The differentiation of cells commonly relies on well-controlled signaling pathways that are able to generate dynamic protein patterns, which in turn control the morphogenesis of cells into different shapes. These signaling pathways include many different components of the cell: the cytoskeleton, molecular motors, signaling molecules such as small GTPases and kinases. How these cellular components are connected to each other to create spatiotemporal information is often not well known and an area of intense research.

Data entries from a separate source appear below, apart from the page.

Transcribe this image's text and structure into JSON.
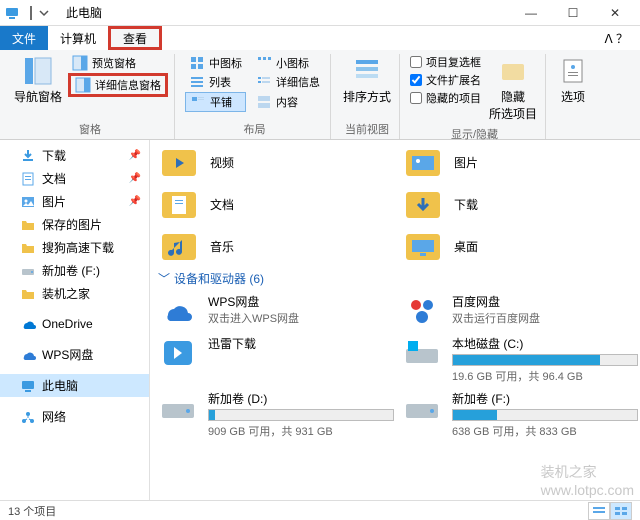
{
  "window": {
    "title": "此电脑"
  },
  "tabs": {
    "file": "文件",
    "computer": "计算机",
    "view": "查看"
  },
  "ribbon": {
    "nav_pane": "导航窗格",
    "preview_pane": "预览窗格",
    "details_pane": "详细信息窗格",
    "panes_label": "窗格",
    "medium_icons": "中图标",
    "small_icons": "小图标",
    "list": "列表",
    "details": "详细信息",
    "tiles": "平铺",
    "content": "内容",
    "layout_label": "布局",
    "sort_by": "排序方式",
    "current_view_label": "当前视图",
    "item_checkboxes": "项目复选框",
    "file_ext": "文件扩展名",
    "hidden_items": "隐藏的项目",
    "hide_selected": "隐藏\n所选项目",
    "show_hide_label": "显示/隐藏",
    "options": "选项"
  },
  "sidebar": {
    "items": [
      {
        "label": "下载",
        "icon": "downloads",
        "pin": true
      },
      {
        "label": "文档",
        "icon": "documents",
        "pin": true
      },
      {
        "label": "图片",
        "icon": "pictures",
        "pin": true
      },
      {
        "label": "保存的图片",
        "icon": "folder"
      },
      {
        "label": "搜狗高速下载",
        "icon": "folder"
      },
      {
        "label": "新加卷 (F:)",
        "icon": "drive"
      },
      {
        "label": "装机之家",
        "icon": "folder"
      },
      {
        "label": "OneDrive",
        "icon": "onedrive",
        "gap": true
      },
      {
        "label": "WPS网盘",
        "icon": "wps",
        "gap": true
      },
      {
        "label": "此电脑",
        "icon": "thispc",
        "gap": true,
        "selected": true
      },
      {
        "label": "网络",
        "icon": "network",
        "gap": true
      }
    ]
  },
  "folders": [
    {
      "name": "视频",
      "icon": "videos"
    },
    {
      "name": "图片",
      "icon": "pictures"
    },
    {
      "name": "文档",
      "icon": "documents"
    },
    {
      "name": "下载",
      "icon": "downloads"
    },
    {
      "name": "音乐",
      "icon": "music"
    },
    {
      "name": "桌面",
      "icon": "desktop"
    }
  ],
  "devices_header": "设备和驱动器 (6)",
  "devices": [
    {
      "name": "WPS网盘",
      "sub": "双击进入WPS网盘",
      "icon": "wps-cloud"
    },
    {
      "name": "百度网盘",
      "sub": "双击运行百度网盘",
      "icon": "baidu"
    },
    {
      "name": "迅雷下载",
      "sub": "",
      "icon": "xunlei"
    },
    {
      "name": "本地磁盘 (C:)",
      "sub": "19.6 GB 可用，共 96.4 GB",
      "icon": "drive-win",
      "bar": 80
    },
    {
      "name": "新加卷 (D:)",
      "sub": "909 GB 可用，共 931 GB",
      "icon": "drive",
      "bar": 3
    },
    {
      "name": "新加卷 (F:)",
      "sub": "638 GB 可用，共 833 GB",
      "icon": "drive",
      "bar": 24
    }
  ],
  "status": {
    "count": "13 个项目"
  },
  "watermark": "装机之家\nwww.lotpc.com"
}
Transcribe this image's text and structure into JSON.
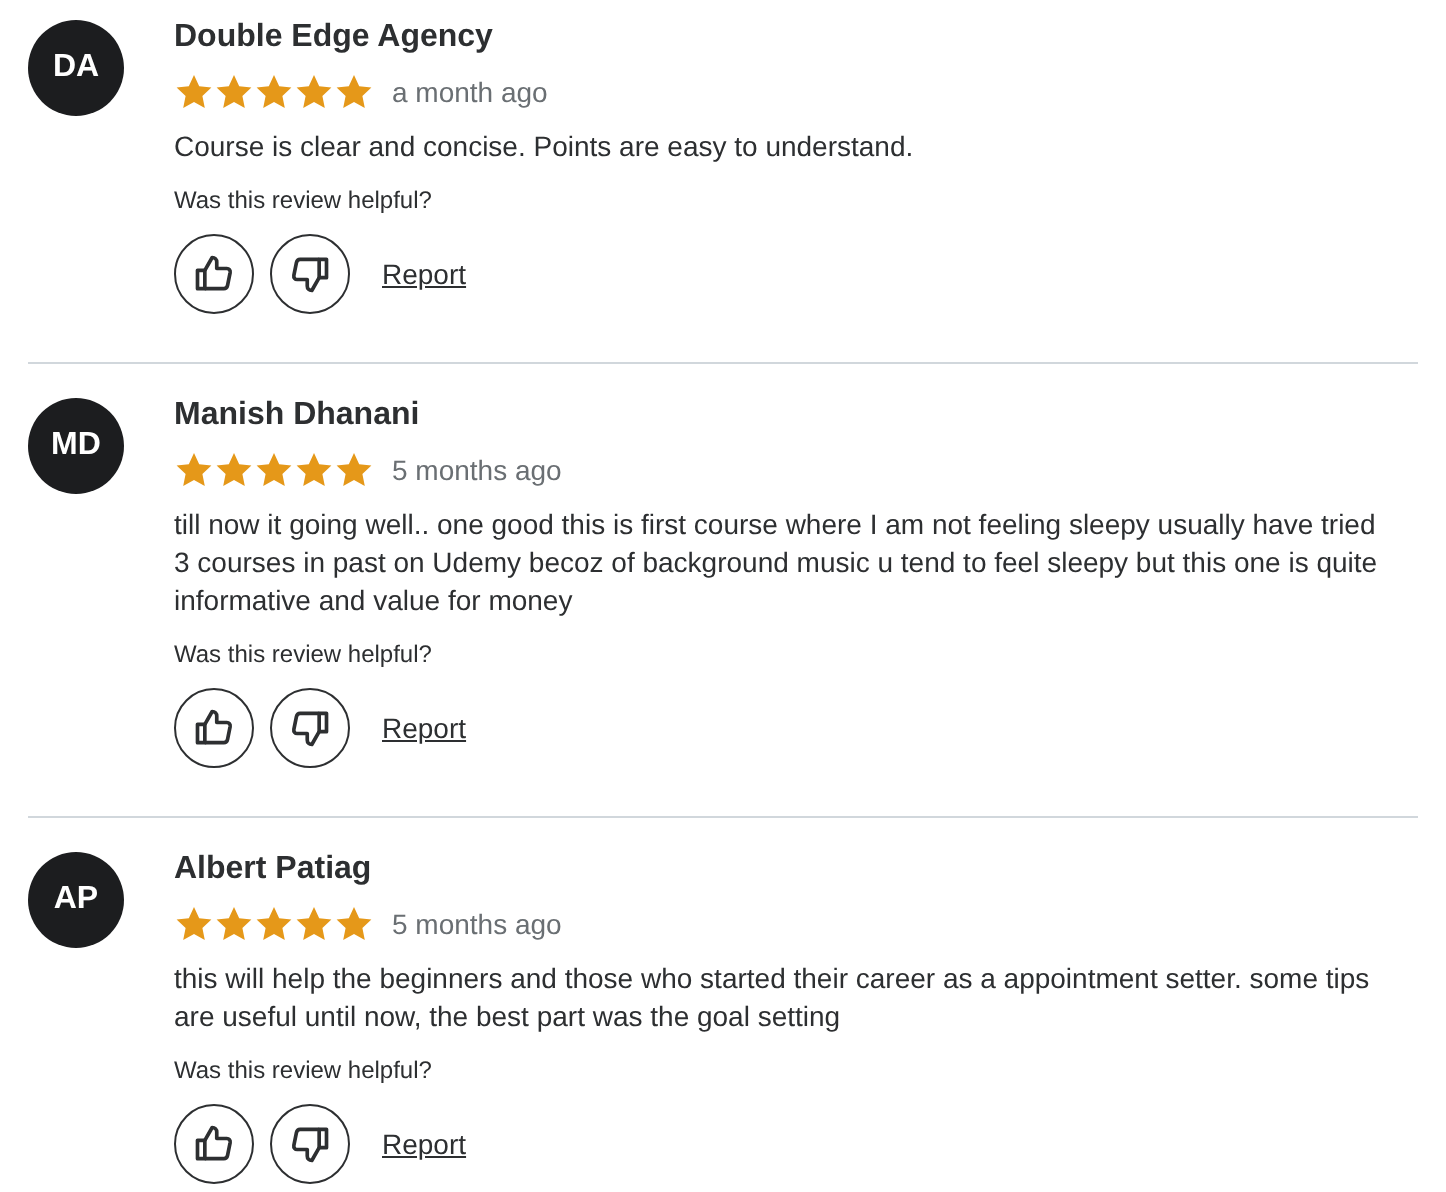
{
  "reviews": [
    {
      "initials": "DA",
      "name": "Double Edge Agency",
      "stars": 5,
      "time": "a month ago",
      "text": "Course is clear and concise. Points are easy to understand.",
      "helpful_prompt": "Was this review helpful?",
      "report": "Report"
    },
    {
      "initials": "MD",
      "name": "Manish Dhanani",
      "stars": 5,
      "time": "5 months ago",
      "text": "till now it going well.. one good this is first course where I am not feeling sleepy usually have tried 3 courses in past on Udemy becoz of background music u tend to feel sleepy but this one is quite informative and value for money",
      "helpful_prompt": "Was this review helpful?",
      "report": "Report"
    },
    {
      "initials": "AP",
      "name": "Albert Patiag",
      "stars": 5,
      "time": "5 months ago",
      "text": "this will help the beginners and those who started their career as a appointment setter. some tips are useful until now, the best part was the goal setting",
      "helpful_prompt": "Was this review helpful?",
      "report": "Report"
    }
  ]
}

Figure: ADAP1 has long been considered to be an adaptor for PIP3 transport, contributing to neuronal polarity. Using an in vitro reconstitution approach we found that PIPs are actually release factors that displace ADAP1 from the motor such that it can activate the Arf6 GTPase activity and its release from the membrane.
In this project, we studied the properties of a protein called ADAP1, which was known to control the branching of dendrites in the developing neuron. The literature on this protein was puzzling, as it was known to be involved in the transport and polarized distribution of the signaling lipid PIP3, while its molecular architecture suggested that ADAP1 also acts on the small GTPAse Arf6, an important signaling protein that controls cell morphology and membrane trafficking. How these two different functions could be coordinated and how the cell might regulate their activities was not clear.
To better understand the role of ADAP1 in neuronal polarity, we decided to rebuild its functions in a test tube in vitro. Using purified components, we first set out to reconstitute the transport of PIP3 vesicles by ADAP1 and the motor protein KIF13B. To our surprise, we could not find any transport of vesicles along microtubules in our microscopy experiments. Instead, we discovered that the addition of PIP3 as well PI(3,4)P2 led to the rapid release of ADAP1 from the motor, which is incompatible with vesicle transport. Accordingly, we found that phosphoinositides are not the cargo of an ADAP1-KIF13B complex, instead they terminate cargo transport!
If ADAP1 does not act as an adaptor for vesicle transport, how could it contribute to the neuronal polarity? To answer this question, we decided to test for the ability of ADAP1 to activate GTP hydrolysis by Arf6. We found that ADAP1 indeed acts as a GAP on Arf6, but only when bound to a membrane containing phosphoinositides!
Based on our findings, we were able to propose a new mechanism for how ADAP1 contributes to neuronal differentiation. At low PIP3 concentrations, ADAP1 forms a stable complex with the motor protein and is transported along the microtubule towards dendrites. At high PIP3 concentrations, ADAP1 is trapped on the membrane surface, where it stimulates GTP hydrolysis by Arf6 to promote dendrite branching. Accordingly, the signaling lipid PIP3 acts as a stop signal that makes ADAP1 get off the train and activate branch formation.
My group had long been working on the in vitro reconstitution of the bacterial cell division machinery, therefore studying the mechanism of neuronal polarization and small GTPase regulation was a risky departure from our main expertise. The idea and motivation for this project was the result of an HFSP Young Investigator Grant awarded to Timothy Saunders, Ivo Telley, Sebastian Maurer and me in 2016. The financial and scientific support throughout this time played an important role in the success of the project, just as much as the spirit of the HFSP community that encourages the exploration of new ideas. This grant also initiated a close collaboration between our group and Timothy, which resulted in another publication on the regulation of small GTPases (Bezeljak et al, 2020). Accordingly, the support of HFSP has made it possible to go beyond our initial research focus and to shape our future research for years to come.